A word to the wise: don’t attempt to watch The End of the Line while chowing down on spicy tuna rolls or even the seemingly-more-innocent cod fish sticks. You’ll feel guilty and nauseous. This is not to say that The End of the Line is the aquatic equivalent of a PETA-funded slaughterhouse exposé. While the film does depict the gorier and inhumane aspects of the fishing industry, it also calls attention to an environmental crisis on par with global warming. Indeed, the Economist inelegantly called this film “The Inconvenient Truth about the oceans.”
The End of the Line is based on the book of the same name by Charles Clover, Environment Editor at the Daily Telegraph in Britain. Clover appears often in the film, for example riding on his bicycle to upscale restaurants in London to ask them about their sourcing policies for the fish featured on their menus. Clover’s investigations are bolstered by an international team of experts who discuss their research on fishing and the oceans.
The End of the Line sticks to basic environmental documentary format: interviews with scientists and statistics and studies to back up claims interspersed with on-the-ground footage. The film opens with beautiful underwater shots of a healthy ocean: bright coral teeming with fish and other marine life, which serves as a reminder through the rest of the film of exactly what is being systematically destroyed.
Director Rupert Murray does a good job of providing the viewer with context about the fishing industry. Newfoundland’s ‘cod crisis of the ’90s is highlighted as an early example of over-fishing. After centuries of fishermen bringing home boatfuls of cod from the North Sea, the fish vanished seemingly overnight. The film goes on to explain that this phenomenon is hardly unique, and in fact it’s occurring the world over—an inevitable cost of unsustainable fishing practices.
The film also makes the dire consequences of current fishing practices very clear: if current fishing levels continue unchecked, by mid-century many species of fish millions of people eat every day will be gone. The problems with the way the industry currently operates are staggering. There are too many boats fishing for too few fish, and boats often catch more than is legal. Legal allotments are already too high to allow fish populations to recover, and are set by politicians who have obligations to fishing lobbies. Consumers aren’t helping, either, as they continue to purchase fish that is endangered and unsustainably harvested.

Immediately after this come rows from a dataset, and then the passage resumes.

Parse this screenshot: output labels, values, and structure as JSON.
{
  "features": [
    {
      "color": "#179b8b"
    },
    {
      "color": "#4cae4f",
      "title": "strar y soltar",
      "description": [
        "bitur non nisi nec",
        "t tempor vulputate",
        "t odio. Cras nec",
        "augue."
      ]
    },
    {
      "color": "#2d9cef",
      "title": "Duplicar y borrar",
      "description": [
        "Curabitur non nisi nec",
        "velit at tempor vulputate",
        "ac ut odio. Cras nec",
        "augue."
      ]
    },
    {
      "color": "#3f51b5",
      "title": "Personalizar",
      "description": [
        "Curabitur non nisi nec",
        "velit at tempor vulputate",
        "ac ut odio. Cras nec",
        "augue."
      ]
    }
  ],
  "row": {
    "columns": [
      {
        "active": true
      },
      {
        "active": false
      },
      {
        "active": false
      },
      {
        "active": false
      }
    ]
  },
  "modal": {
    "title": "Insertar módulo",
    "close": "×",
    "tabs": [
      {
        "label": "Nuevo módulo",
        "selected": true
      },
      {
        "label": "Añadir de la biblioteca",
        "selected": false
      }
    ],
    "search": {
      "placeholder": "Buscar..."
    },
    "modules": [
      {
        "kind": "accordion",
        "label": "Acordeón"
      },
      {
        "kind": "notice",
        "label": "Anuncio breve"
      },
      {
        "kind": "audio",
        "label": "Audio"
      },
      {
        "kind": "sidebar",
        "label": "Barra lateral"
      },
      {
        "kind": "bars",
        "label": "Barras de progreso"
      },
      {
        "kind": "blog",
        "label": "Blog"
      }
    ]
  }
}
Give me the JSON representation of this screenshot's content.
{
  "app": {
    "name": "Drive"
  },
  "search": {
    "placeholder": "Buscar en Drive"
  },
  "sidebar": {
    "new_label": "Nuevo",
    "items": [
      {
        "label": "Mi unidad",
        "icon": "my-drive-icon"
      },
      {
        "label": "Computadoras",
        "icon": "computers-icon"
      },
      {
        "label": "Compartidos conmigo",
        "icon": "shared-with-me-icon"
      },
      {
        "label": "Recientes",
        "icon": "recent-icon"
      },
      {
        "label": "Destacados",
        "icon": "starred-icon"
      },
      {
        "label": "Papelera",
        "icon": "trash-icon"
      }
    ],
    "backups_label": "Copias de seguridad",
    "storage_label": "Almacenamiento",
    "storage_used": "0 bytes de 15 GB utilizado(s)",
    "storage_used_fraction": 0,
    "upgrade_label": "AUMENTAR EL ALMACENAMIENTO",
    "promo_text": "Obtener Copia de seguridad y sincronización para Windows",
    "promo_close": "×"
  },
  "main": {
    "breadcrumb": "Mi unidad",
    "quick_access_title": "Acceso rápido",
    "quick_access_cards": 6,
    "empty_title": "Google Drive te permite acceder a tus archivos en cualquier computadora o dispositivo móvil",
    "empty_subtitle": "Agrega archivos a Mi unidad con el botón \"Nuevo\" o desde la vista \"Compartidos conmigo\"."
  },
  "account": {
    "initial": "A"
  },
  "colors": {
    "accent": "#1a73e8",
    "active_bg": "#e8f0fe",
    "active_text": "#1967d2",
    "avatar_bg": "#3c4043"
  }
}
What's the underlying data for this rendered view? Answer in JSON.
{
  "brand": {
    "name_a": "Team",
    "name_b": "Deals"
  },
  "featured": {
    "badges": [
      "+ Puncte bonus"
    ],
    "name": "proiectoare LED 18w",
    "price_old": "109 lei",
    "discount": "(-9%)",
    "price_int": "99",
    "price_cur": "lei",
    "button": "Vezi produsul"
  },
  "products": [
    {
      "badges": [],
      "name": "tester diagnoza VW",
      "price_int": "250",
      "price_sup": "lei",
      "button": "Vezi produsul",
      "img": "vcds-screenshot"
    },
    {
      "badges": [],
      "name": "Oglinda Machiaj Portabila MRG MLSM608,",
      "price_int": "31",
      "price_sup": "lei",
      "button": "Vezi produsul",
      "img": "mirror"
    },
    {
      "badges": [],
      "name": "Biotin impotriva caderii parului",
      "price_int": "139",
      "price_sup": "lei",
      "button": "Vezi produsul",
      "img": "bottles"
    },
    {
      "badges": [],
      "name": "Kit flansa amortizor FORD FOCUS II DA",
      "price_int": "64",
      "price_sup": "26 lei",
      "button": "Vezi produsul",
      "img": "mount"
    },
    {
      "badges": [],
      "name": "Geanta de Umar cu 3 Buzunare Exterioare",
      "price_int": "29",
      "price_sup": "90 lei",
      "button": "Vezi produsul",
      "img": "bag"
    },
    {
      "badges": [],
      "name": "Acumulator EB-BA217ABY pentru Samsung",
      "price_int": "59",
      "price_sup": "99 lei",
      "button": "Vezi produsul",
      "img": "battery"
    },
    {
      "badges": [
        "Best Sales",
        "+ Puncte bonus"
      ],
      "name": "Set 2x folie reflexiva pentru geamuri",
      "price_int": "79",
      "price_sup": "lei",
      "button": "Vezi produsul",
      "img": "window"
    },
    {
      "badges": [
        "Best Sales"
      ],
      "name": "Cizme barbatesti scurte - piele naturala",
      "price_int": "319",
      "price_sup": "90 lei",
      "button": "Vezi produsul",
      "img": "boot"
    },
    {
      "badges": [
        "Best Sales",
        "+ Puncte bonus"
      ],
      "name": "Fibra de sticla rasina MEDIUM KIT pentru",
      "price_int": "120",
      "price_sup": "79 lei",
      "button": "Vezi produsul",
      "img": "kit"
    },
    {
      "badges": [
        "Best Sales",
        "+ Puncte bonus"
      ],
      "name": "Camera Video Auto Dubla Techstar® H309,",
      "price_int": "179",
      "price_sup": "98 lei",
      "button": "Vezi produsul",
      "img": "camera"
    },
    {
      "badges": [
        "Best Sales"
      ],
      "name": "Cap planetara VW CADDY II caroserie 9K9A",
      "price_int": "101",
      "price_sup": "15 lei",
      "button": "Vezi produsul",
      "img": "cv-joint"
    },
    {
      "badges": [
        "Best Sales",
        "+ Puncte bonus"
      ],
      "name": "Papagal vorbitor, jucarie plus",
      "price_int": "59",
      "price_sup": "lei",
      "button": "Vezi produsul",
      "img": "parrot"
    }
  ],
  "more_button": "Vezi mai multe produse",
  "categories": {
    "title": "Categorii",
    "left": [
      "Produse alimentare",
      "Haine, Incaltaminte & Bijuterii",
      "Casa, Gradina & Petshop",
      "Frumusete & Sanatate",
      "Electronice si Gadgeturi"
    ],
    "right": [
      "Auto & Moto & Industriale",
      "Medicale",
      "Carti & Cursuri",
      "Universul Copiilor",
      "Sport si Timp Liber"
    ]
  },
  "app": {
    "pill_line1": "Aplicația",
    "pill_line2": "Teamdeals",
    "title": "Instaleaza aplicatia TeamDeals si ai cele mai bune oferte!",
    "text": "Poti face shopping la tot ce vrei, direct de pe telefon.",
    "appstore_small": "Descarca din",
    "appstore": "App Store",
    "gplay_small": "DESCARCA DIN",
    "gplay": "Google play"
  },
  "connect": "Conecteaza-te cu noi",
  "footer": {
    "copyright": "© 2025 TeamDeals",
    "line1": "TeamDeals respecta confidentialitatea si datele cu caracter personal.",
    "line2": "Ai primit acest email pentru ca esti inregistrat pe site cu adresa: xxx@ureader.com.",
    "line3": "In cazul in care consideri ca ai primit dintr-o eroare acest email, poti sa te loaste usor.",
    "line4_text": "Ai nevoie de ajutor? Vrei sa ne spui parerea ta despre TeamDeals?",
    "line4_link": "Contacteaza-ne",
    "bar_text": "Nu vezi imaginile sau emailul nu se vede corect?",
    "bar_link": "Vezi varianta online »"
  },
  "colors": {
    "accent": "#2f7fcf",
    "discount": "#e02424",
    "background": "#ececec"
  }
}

Because the issues The End of the Line covers are so vast, it occasionally gets bogged down in trying to tell a global story. The film is at its strongest when it highlights the experiences of ordinary people. There’s Robert Mielgo, former fisherman turned self-appointed enviro-spy. Mielgo caught Blue Fin tuna in the Mediterranean before becoming aware that the species was being fished to the brink of extinction. Now, he skirts the edges of Malta dockyards with a telescopic lens attempting to capture fishermen brining in illegal catch.
There’s Adama, a Senegalese fisherman whose ancestral waters have been over-fished by big boats from overseas. As the film explains, developing countries will often sell their fishing rights to more affluent countries for quick cash, which leaves local fisherman in the lurch.
Some of the statistics in The End of the Line presents are meant to freak out the viewer. A sampling: seven million tons of what is caught each year around the world (1/10the of the total catch) is thrown back. This includes dead fish and other marine life, turtles, dolphins, sea birds. Only 0.6 percent of the ocean’s waters are protected under conservation programs. An estimated 50 percent of cod caught in the North Sea is illegally obtained.
Yet The End of the Line delivers a message that is ultimately hopeful. Even Dr. Boris Worm (a frequent presence throughout the film discussing his ocean research) claims he remains essentially optimistic. He points out that our understanding of ocean systems is increasing. More important, he believes people can change.
Much like its eco predecessor An Inconvenient Truth, The End of the Line makes sure to end with several simple real-world ways viewers can be part of a solution to a global crisis. The film underscores the power of the consumer—after pressure from Clover and patrons, several London restaurants took endangered fish like blue fin off their menu. The film also emphasizes the practice of knowing where one’s food comes from, and buying only sustainably fished seafood, such as that certified by the Marine Stewardship Council.
More vaguely, the film points to citizen activism by encouraging views to put pressure on politicians to enact sustainable fishing laws and enforce them. The End of the Line also urges audiences to “join the campaign for marine protected areas and responsible fishing” but again, its suggestion is less concrete than the specific recommendations for consumers. Much more specific information about getting involved can be found online at the official website..
A special bonus for Cheers, Curb Your Enthusiasm and of course, 3 Men and a Baby fans: Ted Danson narrates.
The special features are great for the viewer who wants to understand the issues addressed in the film more completely. Six featurettes contain more than 50-minutes of extra footage, also available on the website.
Perhaps the most exciting part of the special features is a wallet-sized guide to sustainable seafood. The accordion style booklet is produced by the Monterey Bay Aquarium, The End of the Line and the Marine Stewardship Council. It contains information on best seafood choices, good alternatives, and which seafood is best avoided altogether based on the sustainable fishing practices explained in the film.